BEIJING — They are out there, hiding in library stacks, whispering in lecture halls, armed with dangerous textbooks and subversive pop quizzes: foreign enemies plotting a stealthy academic invasion of Chinese universities.
 
So says China’s education minister, Yuan Guiren, who has been issuing dire alarms about the threat of foreign ideas on the nation’s college campuses, calling for a ban on textbooks that promote Western values and forbidding criticism of the Communist Party’s leadership in the classroom.
 
“Young teachers and students are key targets of infiltration by enemy forces,” he wrote on Feb. 2 in the elite party journal “Seeking Truth,” explaining that “some countries,” fearful of China’s rise, “have stepped up infiltration in more discreet and diverse ways.”
 
Students at Renmin University in Beijing. Education officials have warned against teaching materials that might promote Western values.
 
But the government’s latest attempts to tighten controls over the nation’s intellectual discourse have raised concerns — and elicited rare open criticism — among teachers and students who reject the idea that foreign pedagogy and textbooks pose a threat to the government’s survival. Indeed, they note, one of the most vocal arguments against such controls came from the education minister himself.
 
Four years ago, he told a prominent government advisory panel that restricting the use of Western teaching materials was wrongheaded. “No matter how many foreign resources we import, we won’t be at risk, because we’re on Chinese soil,” he said, according to a March 2011 article in the state-run Jinghua Times newspaper.
 
Referring to the hundreds of thousands of Chinese students who have gone overseas to study, he added, “We even sent so many people abroad and they weren’t affected in the nest of capitalism, so why fear they would be affected here?”
 
His stark reversal highlights the growing tension between academics and party officials over the future of Chinese scholarship, and has given ammunition to his critics.
 
“I’m just disappointed that the education minister doesn’t have any backbone, and is simply saying what his superiors want him to say,” said Helen Wu, 25, a graduate student at Shantou University in the southern province of Guangdong.
 
To gird China’s impressionable young minds, Mr.
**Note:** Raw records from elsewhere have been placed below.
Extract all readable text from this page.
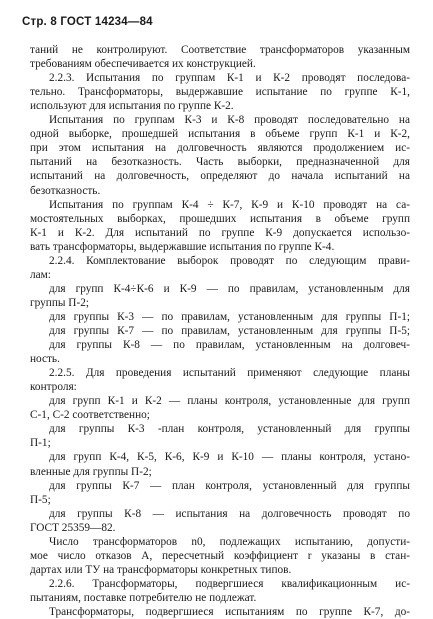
Стр. 8 ГОСТ 14234—84
таний не контролируют. Соответствие трансформаторов указанным
требованиям обеспечивается их конструкцией.
2.2.3. Испытания по группам К-1 и К-2 проводят последова-
тельно. Трансформаторы, выдержавшие испытание по группе К-1,
используют для испытания по группе К-2.
Испытания по группам К-3 и К-8 проводят последовательно на
одной выборке, прошедшей испытания в объеме групп К-1 и К-2,
при этом испытания на долговечность являются продолжением ис-
пытаний на безотказность. Часть выборки, предназначенной для
испытаний на долговечность, определяют до начала испытаний на
безотказность.
Испытания по группам К-4 ÷ К-7, К-9 и К-10 проводят на са-
мостоятельных выборках, прошедших испытания в объеме групп
К-1 и К-2. Для испытаний по группе К-9 допускается использо-
вать трансформаторы, выдержавшие испытания по группе К-4.
2.2.4. Комплектование выборок проводят по следующим прави-
лам:
для групп К-4÷К-6 и К-9 — по правилам, установленным для
группы П-2;
для группы К-3 — по правилам, установленным для группы П-1;
для группы К-7 — по правилам, установленным для группы П-5;
для группы К-8 — по правилам, установленным на долговеч-
ность.
2.2.5. Для проведения испытаний применяют следующие планы
контроля:
для групп К-1 и К-2 — планы контроля, установленные для групп
С-1, С-2 соответственно;
для группы К-3 -план контроля, установленный для группы
П-1;
для групп К-4, К-5, К-6, К-9 и К-10 — планы контроля, устано-
вленные для группы П-2;
для группы К-7 — план контроля, установленный для группы
П-5;
для группы К-8 — испытания на долговечность проводят по
ГОСТ 25359—82.
Число трансформаторов n0, подлежащих испытанию, допусти-
мое число отказов A, пересчетный коэффициент r указаны в стан-
дартах или ТУ на трансформаторы конкретных типов.
2.2.6. Трансформаторы, подвергшиеся квалификационным ис-
пытаниям, поставке потребителю не подлежат.
Трансформаторы, подвергшиеся испытаниям по группе К-7, до-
Yuan has been championing new guidelines, issued last month, that call on the country’s higher education institutions to prioritize the teaching of Marxism, ideological loyalty to the party and the views of President Xi Jinping.
 
He recently described Chinese schools as the “ideological front line” in a battle against concepts like rule of law, civil society and human rights. Any “wrong talk” in social science and philosophy forums, he said, must be silenced.
 
His colorful speech, which amplifies the talking points of internal documents that have been circulating over the past two years, appears so far to have had little concrete impact on the nation’s college campuses. Still, some academics expressed concern that such pronouncements would affect the quality of their teaching.